Graph Convolutional Network based Virus-Human Protein-Protein Interaction Prediction for Novel Viruses
This repository contains the code of a three-stage machine learning pipeline that generates and uses hybrid embeddings for PHI prediction. The details of this study and the experimental results are available in its paper. Please click here to access the paper.
The code is tested on Python version >= 3.6. Following Python libraries are required:
- Pip3
- Pandas
- Numpy
- Scikit-learn
- NetworkX
- Gensim
- TensorFlow / Keras
- Pickle
- Joblib
The libraries shown below are installed automatically by the code using Pip3:
- StellarGraph
- Interpret
- SentencePiece
- Bio
Data format
The interactions are given in Excel (.xlsx)
file.

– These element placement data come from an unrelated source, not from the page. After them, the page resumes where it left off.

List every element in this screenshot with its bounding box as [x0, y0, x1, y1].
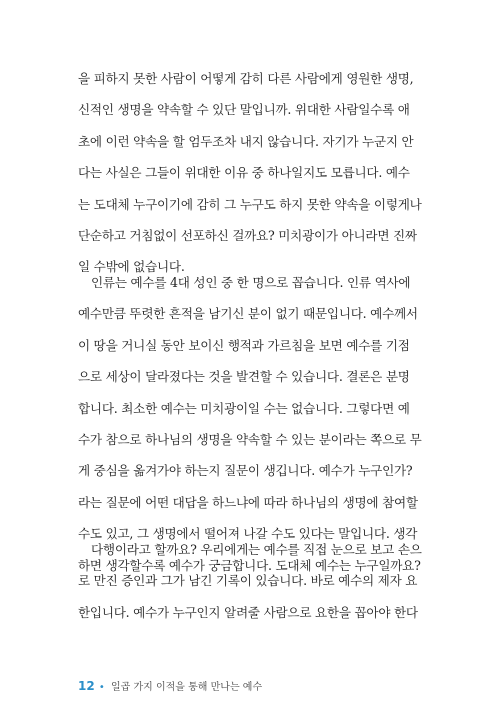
text-line: 는 도대체 누구이기에 감히 그 누구도 하지 못한 약속을 이렇게나 [78, 196, 422, 212]
text-line: 한입니다. 예수가 누구인지 알려줄 사람으로 요한을 꼽아야 한다 [78, 604, 418, 620]
text-line: 다행이라고 할까요? 우리에게는 예수를 직접 눈으로 보고 손으 [91, 542, 422, 557]
footer-separator: • [98, 682, 105, 693]
paragraph-3 [78, 534, 433, 628]
text-line: 예수만큼 뚜렷한 흔적을 남기신 분이 없기 때문입니다. 예수께서 [78, 306, 418, 322]
text-line: 수도 있고, 그 생명에서 떨어져 나갈 수도 있다는 말입니다. 생각 [78, 526, 418, 542]
text-line: 인류는 예수를 4대 성인 중 한 명으로 꼽습니다. 인류 역사에 [91, 275, 411, 290]
page-number: 12 [78, 679, 95, 693]
text-line: 초에 이런 약속을 할 엄두조차 내지 않습니다. 자기가 누군지 안 [78, 133, 414, 149]
running-book-title: 일곱 가지 이적을 통해 만나는 예수 [110, 682, 263, 693]
text-line: 으로 세상이 달라졌다는 것을 발견할 수 있습니다. 결론은 분명 [78, 369, 410, 385]
text-line: 신적인 생명을 약속할 수 있단 말입니까. 위대한 사람일수록 애 [78, 102, 410, 118]
text-line: 일 수밖에 없습니다. [78, 259, 185, 275]
text-line: 게 중심을 옮겨가야 하는지 질문이 생깁니다. 예수가 누구인가? [78, 463, 413, 479]
text-line: 수가 참으로 하나님의 생명을 약속할 수 있는 분이라는 쪽으로 무 [78, 431, 422, 447]
text-line: 을 피하지 못한 사람이 어떻게 감히 다른 사람에게 영원한 생명, [78, 71, 414, 86]
paragraph-1 [78, 63, 433, 283]
text-line: 다는 사실은 그들이 위대한 이유 중 하나일지도 모릅니다. 예수 [78, 165, 410, 181]
text-line: 합니다. 최소한 예수는 미치광이일 수는 없습니다. 그렇다면 예 [78, 400, 410, 416]
text-line: 단순하고 거침없이 선포하신 걸까요? 미치광이가 아니라면 진짜 [78, 227, 417, 243]
page-footer [78, 677, 262, 695]
text-line: 하면 생각할수록 예수가 궁금합니다. 도대체 예수는 누구일까요? [78, 557, 421, 573]
text-line: 이 땅을 거니실 동안 보이신 행적과 가르침을 보면 예수를 기점 [78, 337, 410, 353]
text-line: 라는 질문에 어떤 대답을 하느냐에 따라 하나님의 생명에 참여할 [78, 494, 418, 510]
text-line: 로 만진 증인과 그가 남긴 기록이 있습니다. 바로 예수의 제자 요 [78, 573, 418, 589]
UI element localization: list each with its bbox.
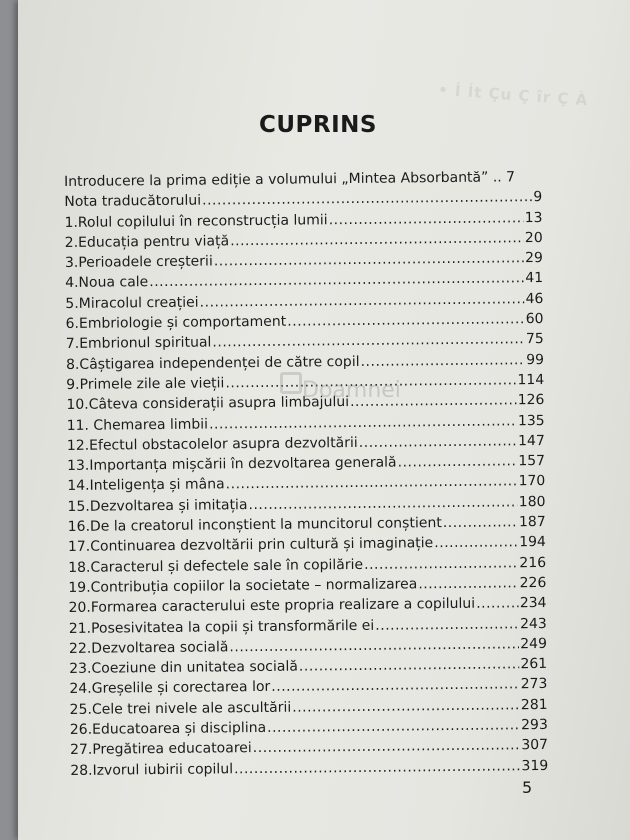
toc-entry-page: 20 xyxy=(524,229,543,247)
bleed-through-text: • İ Ít Çu Ç îr Ç À xyxy=(437,80,589,110)
toc-entry-page: 273 xyxy=(520,676,548,693)
toc-entry-label: 11. Chemarea limbii xyxy=(66,416,209,434)
toc-entry-label: 18.Caracterul și defectele sale în copilărie xyxy=(68,556,364,576)
toc-entry-label: 27.Pregătirea educatoarei xyxy=(69,740,252,759)
toc-leader-dots xyxy=(267,715,520,738)
toc-entry-page: 46 xyxy=(525,290,544,307)
toc-leader-dots xyxy=(253,736,521,759)
toc-entry-label: 10.Câteva considerații asupra limbajului xyxy=(66,394,350,414)
toc-leader-dots xyxy=(299,654,520,677)
toc-entry-label: Introducere la prima ediție a volumului „Mintea Absorbantă” .. 7 xyxy=(64,169,516,190)
page-title: CUPRINS xyxy=(259,112,377,138)
toc-entry-page: 180 xyxy=(518,493,546,511)
page-number: 5 xyxy=(522,778,533,797)
toc-entry-page: 243 xyxy=(519,615,547,632)
toc-entry xyxy=(70,756,548,781)
toc-entry-label: 5.Miracolul creației xyxy=(65,294,199,312)
toc-entry-label: 4.Noua cale xyxy=(65,274,149,292)
toc-entry-page: 170 xyxy=(518,473,546,490)
toc-entry-label: 24.Greșelile și corectarea lor xyxy=(69,679,271,698)
toc-leader-dots xyxy=(359,431,518,453)
toc-entry-page: 194 xyxy=(519,534,546,551)
toc-entry-label: 23.Coeziune din unitatea socială xyxy=(69,658,298,678)
toc-entry-label: 9.Primele zile ale vieții xyxy=(66,375,225,393)
toc-leader-dots xyxy=(360,350,525,372)
toc-entry-page: 319 xyxy=(521,757,549,774)
toc-entry-page: 307 xyxy=(521,737,549,754)
toc-entry-label: 22.Dezvoltarea socială xyxy=(68,639,229,657)
toc-entry-page: 126 xyxy=(517,392,545,409)
toc-leader-dots xyxy=(364,553,519,575)
toc-entry-label: 25.Cele trei nivele ale ascultării xyxy=(69,699,292,718)
toc-entry-page: 216 xyxy=(519,554,547,571)
toc-entry-page: 75 xyxy=(525,331,544,348)
toc-entry-page: 187 xyxy=(518,514,546,531)
toc-entry-page: 281 xyxy=(520,696,548,713)
toc-entry-page: 147 xyxy=(518,432,545,450)
toc-entry-page: 157 xyxy=(518,453,546,470)
toc-leader-dots xyxy=(234,756,521,779)
toc-entry-label: 1.Rolul copilului în reconstrucția lumii xyxy=(64,211,328,231)
toc-entry-label: 17.Continuarea dezvoltării prin cultură și imaginație xyxy=(67,535,434,556)
toc-leader-dots xyxy=(476,593,519,614)
toc-entry-label: 19.Contribuția copiilor la societate – normalizarea xyxy=(68,576,418,596)
toc-entry-label: 15.Dezvoltarea și imitația xyxy=(67,496,248,515)
toc-entry-page: 234 xyxy=(519,595,547,612)
toc-entry-label: 26.Educatoarea și disciplina xyxy=(69,719,267,738)
toc-entry-page: 9 xyxy=(533,189,543,206)
toc-leader-dots xyxy=(434,533,518,554)
toc-entry-page: 261 xyxy=(520,656,548,673)
toc-leader-dots xyxy=(443,512,518,533)
toc-entry-label: 14.Inteligența și mâna xyxy=(67,476,225,495)
toc-entry-page: 135 xyxy=(517,412,545,429)
toc-entry-label: 7.Embrionul spiritual xyxy=(65,334,212,353)
toc-entry-label: 28.Izvorul iubirii copilul xyxy=(70,760,234,779)
toc-entry-page: 226 xyxy=(519,574,547,592)
toc-entry-label: 20.Formarea caracterului este propria realizare a copilului xyxy=(68,595,476,617)
toc-entry-page: 114 xyxy=(517,371,545,389)
toc-leader-dots xyxy=(329,208,524,230)
toc-entry-page: 41 xyxy=(525,270,544,287)
book-page xyxy=(18,0,630,840)
toc-leader-dots xyxy=(292,695,520,718)
toc-leader-dots xyxy=(418,573,519,594)
watermark-text: Doamnei xyxy=(302,378,401,403)
toc-entry-page: 60 xyxy=(525,311,544,328)
toc-leader-dots xyxy=(398,451,518,473)
toc-entry-page: 293 xyxy=(521,716,548,734)
toc-entry-page: 29 xyxy=(525,250,544,267)
toc-entry-label: 12.Efectul obstacolelor asupra dezvoltării xyxy=(66,434,358,454)
watermark-square-icon xyxy=(280,372,302,394)
toc-entry-label: 6.Embriologie și comportament xyxy=(65,313,287,333)
toc-entry-label: Nota traducătorului xyxy=(64,192,202,211)
toc-entry-label: 16.De la creatorul inconștient la muncitorul conștient xyxy=(67,515,442,536)
toc-leader-dots xyxy=(248,492,517,515)
toc-entry-page: 13 xyxy=(524,209,543,226)
toc-entry-label: 13.Importanța mișcării în dezvoltarea generală xyxy=(66,454,397,475)
toc-entry-page: 249 xyxy=(520,635,548,653)
toc-entry-label: 8.Câștigarea independenței de către copil xyxy=(65,353,360,373)
toc-leader-dots xyxy=(375,614,519,636)
toc-entry-label: 3.Perioadele creșterii xyxy=(64,253,213,272)
toc-entry-page: 99 xyxy=(526,351,545,368)
toc-leader-dots xyxy=(271,675,520,698)
table-of-contents xyxy=(64,167,548,781)
toc-entry-label: 2.Educația pentru viață xyxy=(64,233,230,251)
toc-leader-dots xyxy=(287,309,525,332)
watermark-logo xyxy=(280,372,401,432)
toc-entry-label: 21.Posesivitatea la copii și transformările ei xyxy=(68,617,375,637)
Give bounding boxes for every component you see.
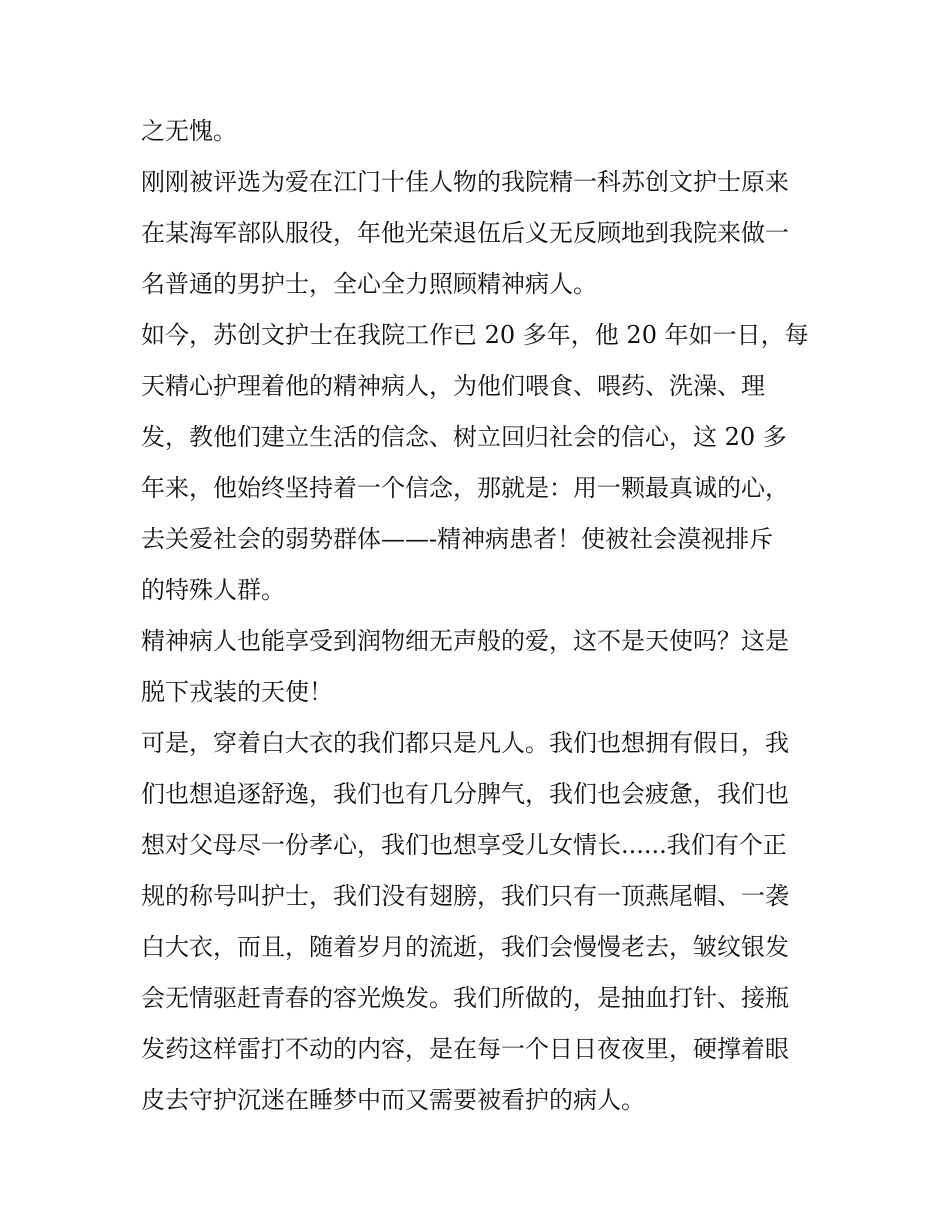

The file is in a simple format:
HOST | VIRUS | HOST_SEQ | VIRUS_SEQ |
---|---|---|---|
P13861 | P03259 | MSHIQ... | MRTEM... |
where the HOST is the unique id of a host protein and VIRUS is the unique id of the interacting virus protein. HOST_SEQ and VIRUS_SEQ are the aminoacid sequences of the host and virus proteins, respectively. Please check Data/Adenoviridae.xlsx for an example file.
Demo
Run the main.py file in the command line without passing no argument for testing the Adenovirus dataset with all the proposed embedding methods. The PHISTO dataset is used for training in demo.
Quick start
The model can be tested by running main.py file in command line or calling DeepPHI() function in the code block. Use the following command for calling in Terminal:
$ python3 main.py train_dataset_path test_dataset_path experiment_type classifier_type fts, lpp, lem, lpc
or just calling as a function:
DeePHI(train_dataset_path, test_dataset_path, experiment_type, classifier_type, fts, lpp, lem, lpc)
Parameter | Description |
---|---|
train_dataset_path | The path of the interaction dataset used for training GraphSAGE, preliminary classifier and final classifier (in holdout experiments). |
test_dataset_path | The path of the test interaction dataset. |
experiment_type | Type of the experiment. 5_fold and Holdout are valid types. |
classifier_type | Type of the final interaction classifier. SVM, NN, RF, LR, and GA2M are the available methods. |
fts | (optional, default = False) Pass True for freezing sampled negative edges between experiments. |
lpp | (optional, default = False) Pass True for loading pre-trained preliminary classifier model instead of training a new one. |
lem | (optional, default = False) Pass True for loading pre-trained biological feature embedding model instead of training a new one. |
lpc | (optional, default = False) Pass True for loading pre-trained interaction classifier model instead of training a new one. |
Koca, M. B., Nourani, E., Abbasoğlu, F., Karadeniz, İ., & Sevilgen, F. E. (2022). Graph convolutional network based virus-human protein-protein interaction prediction for novel viruses. Computational Biology and Chemistry, 101, 107755.